Ia berpendapat, sebaiknya pemberian gelar, tanda jasa, maupun tanda kehormatan diperuntukkan bagi mereka yang memiliki kontribusi besar terhadap publik, bukan yang punya catatan kelam pelanggaran HAM.
“Lihat misalnya Artidjo Alkostar yang mendapat Bintang Mahaputera Adipradana. Jasa Artidjo bagi negara jelas. Dia menjadi bagian dari ujung tombak pemberantasan korupsi,” ucap Arif.
Arif menuturkan, Presiden Jokowi seharusnya bisa membedakan antara pihak yang berjasa terhadap negara dan pemerintah. Ia mengatakan, pihak yang patut mendapat tanda kehormatan adalah mereka yang berjasa terhadap negara, bukan rezim yang berkuasa.
"Kalau sesuai pemerintah, ganti pemerintahan dan rezim bisa ada lagi kasus seperti ini," kata Arif.

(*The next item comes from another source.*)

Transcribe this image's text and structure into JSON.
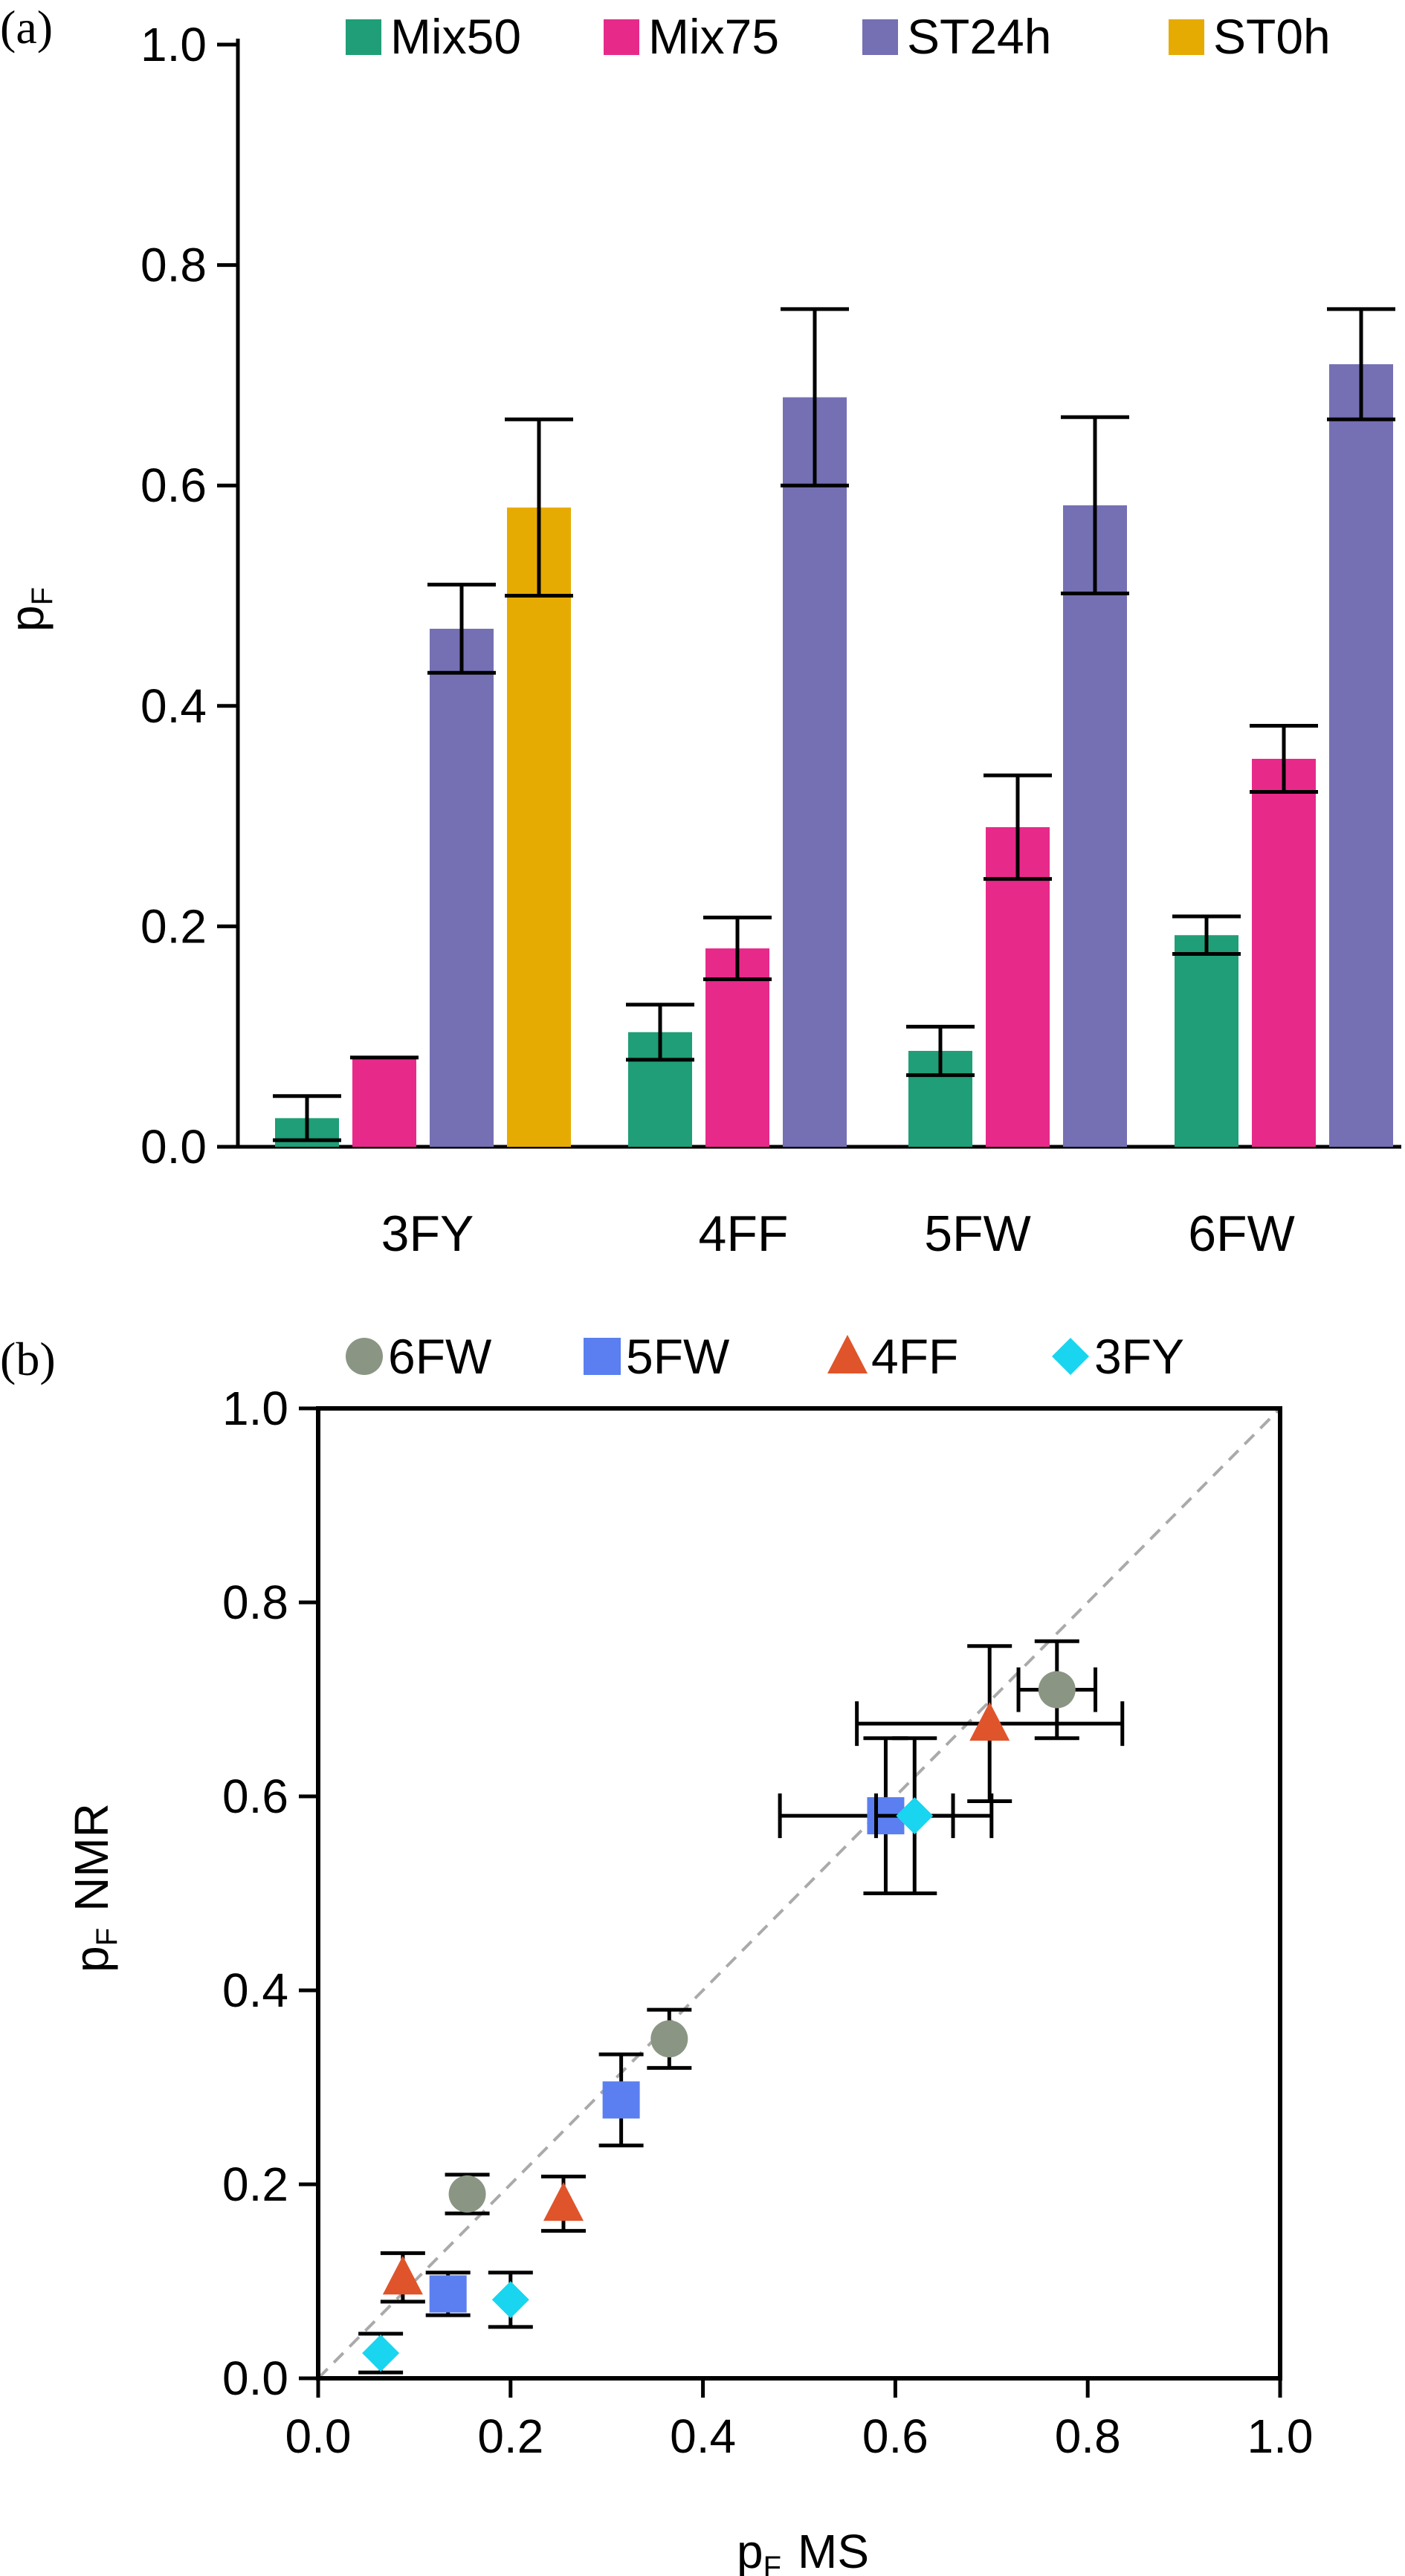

Selain itu, Arif memandang, pemerintah sebaiknya mulai mengurangi menganugerahkan tanda kehormatan dan tanda jasa yang didasari pendekatan militeristik.
Alasannya, aspek militer sudah tak relevan dalam keadaan damai. Ia menyarankan Presiden Jokowi memberi tanda kehormatan kepada mereka yang berperan besar dalam misi kemanusiaan.
"Pendekatan militeristik itu gaya lama, walaupun kami paham Guterres ini bukan tentara, tapi dia milisi" kata Arif.
Menurut Arif, jika kriterianya berkontribusi terhadap negara, tenaga kesehatan, ilmuwan, ahli kesehatan, dan epidemiolog yang berperan besar dalam penanganan pandemi Covid-19, lebih layak diganjar penghargaan.
"Bayangan saya, 5 tahun dari sekarang, kita akan mengingat bahwa saat kita menghadapi pandemi, pihak-pihak yang punya jasa besar terhadap penanggulangan pandemi itu adalah mereka. Semestinya seperti itu orientasinya," kata Arif.